Eleven days after closing, Agrium sold AWB's grain handling unit to Cargill Inc. "We had the game plan in place and we got a very attractive price," Mr. Wilson says. Now Landmark is touted as a possible bidder for a New Zealand farm services company, PGG Wrightson.

The AWB deal happened about the time Ottawa rejected Australian mining giant BHP Billiton Ltd.'s bid for Potash Corp. of Saskatchewan. Mr. Wilson sensed little backlash in Australia, other than a newspaper cartoon showing him in Mountie uniform riding a moose with AWB saddlebags.

On its own, Ottawa's move does not mean Canada has gone protectionist, he says, but if it happened several times, he might get worried. "I'm a believer in [the]free flow of capital across borders. The government made the decision, it's a unique decision, and it surprised many."

As for BHP's takeover strategy, he would only comment: "We got ours through; they didn't get theirs through."

Another fertilizer player, Mosaic Co., is being spun out of Cargill, creating speculation it is in play. Mosaic says it is not for sale, but Mr. Wilson says it is only natural that if any part of Mosaic became available, Agrium would take a look at it.

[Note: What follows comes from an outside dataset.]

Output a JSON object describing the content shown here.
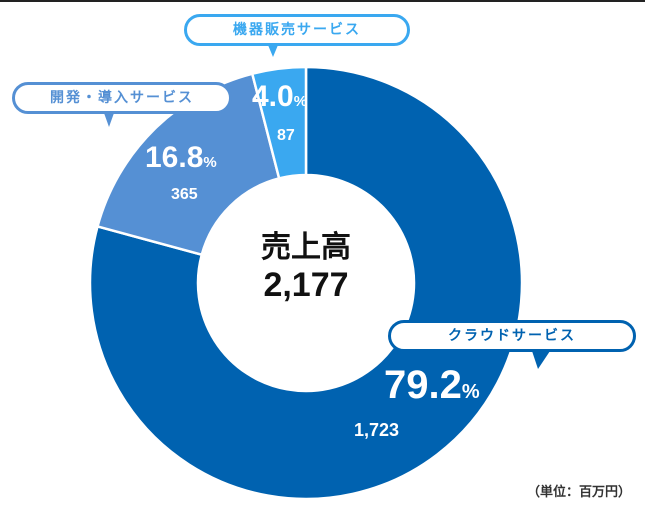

Agrium and Mosaic, along with Potash Corp., are partners in Canpotex, Canada's international potash sales agency. Recently Bill Doyle, Potash Corp. CEO, vowed there would not be a runup in potash prices of pre-crash proportions.

But Mr. Wilson is reluctant to make guarantees. "The supply-demand dynamics of the market will dictate where the price goes. And if the Russians took the price of potash up $100 a tonne, I would think our shareholders would be quite angry with us if we said, 'Nah, we'll go up $10 or $15.' "

But he agrees with Mr. Doyle that "you can't take your pricing to the point where you squeeze your customers." Some producers are short-sighted, he says, and prices got ridiculous three years ago.

This time, "it has been a more disciplined rise, and most of it based on supply-demand fundamentals." While crop prices are, in many cases, back to 2008 levels, fertilizer still costs about half as much.

In fact, Mr. Wilson is now confident of Agrium's fortunes in good times and bad. He wishes the previous downturn had lasted longer, because "if the market had stayed crappy for six more months, we would have got CF."

There is a part of Mr. Wilson that actually looks forward to another crappy period. "That's what makes it fun. There is opportunity at the bottom of the cycle if you don't blow your brains out at the top."